Information that doesn't exist would be my guess.  Stretch the curves that much and you are bound to thin out the original and find the white underneath.


----------



## tsaraleksi (Apr 10, 2009)

It only makes sense that when you are relying on software to decide what should be light and what should be dark, and dealing with radically different exposures, that it will be screwy. The best way I can think of to fix it would be to just do the exposure layering by hand.


----------



## Marc Kurth (Apr 10, 2009)

Mike_E said:


> Information that doesn't exist would be my guess.  Stretch the curves that much and you are bound to thin out the original and find the white underneath.



I saw that too:

http://www.thephotoforum.com/forum/beyond-basics/161805-edr-just-what.html


----------



## Marc Kurth (Apr 10, 2009)

tharmsen said:


> I've noticed that most of the HDR images I've done (not very many at all) and others that I've seen posted have this halo of light around the subject.............................................
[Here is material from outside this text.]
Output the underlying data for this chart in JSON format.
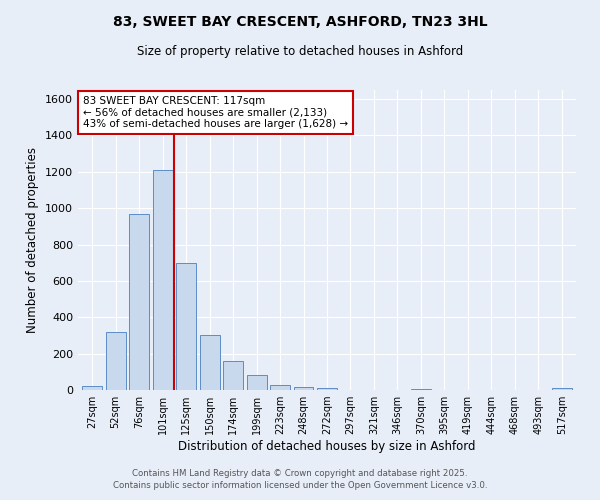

Was that from a single raw image, or actual multiple exposures? If so, how many?

I noticed that HDRsoft was looking to hire some new programming talent awhile back. One of the items that would put your resume near the top of the pile was the ability to express ideas on how to perform halo reduction in their software.

Marc


----------



## inTempus (Apr 10, 2009)

Marc Kurth said:


> Was that from a single raw image, or actual multiple exposures? If so, how many?
> 
> I noticed that HDRsoft was looking to hire some new programming talent awhile back. One of the items that would put your resume near the top of the pile was the ability to express ideas on how to perform halo reduction in their software.
> 
> Marc


It was composed from (7) individual shots, bracketed by my camera.

I hope they figure out a way to reduce that halo.    It would make me buy their software all over again.


----------



## Arch (Apr 10, 2009)

Its not really much to do with amount of exposures or info.

My best explanation of what happens, from what i know already, is that it is more to do with local contrast... the tone mapping stage.

Areas which need alot of dynamic range information, like buildings, tree's etc will be making full use of the under and over exposed images which make up the HDR. What the software struggles to do, is restrain that information to a very tight area of the image.
This is why you can increase and decrease the amount of halo buy changing strength, light smoothing and micro contrast.
You are effectively allowing the software to either give you a large contrast definition area, making the HDR look stronger but also making halo's large. Or you can make the contrast more controlled, having a lesser HDR strength but also producing less halo's.

Basically, the software is not yet able to control the area of spill out, and it is especially obvious when the area which has the most range is next to an open space or sky.

Im not sure what the makers of Photomatix would say, but my take is just by observation and knowledge of HDR.


----------



## George Hawkins (Apr 12, 2009)

Take a look at George Hawkins Photography and click on the "Articles" link.


----------



## inTempus (Apr 12, 2009)

George Hawkins said:


> Take a look at George Hawkins Photography and click on the "Articles" link.


Thanks!


----------



## inTempus (Apr 12, 2009)

I was over at the inlaws today for Easter dinner.  Of course I use every possible opportunity to go shoot something.  I snuck out of the house and ventured around the woods a little to get some pictures.  I wanted to try a different HDR and see if I could work on the halo based upon some feedback here.

I think I got rid of most of it in this image... but then I've been staring at it for an hour... I probably just can't see it anymore.    I know the subject isn't particularly exciting, but I was more looking for something that would make a decent HDR than I was trying to find that perfect subject.


----------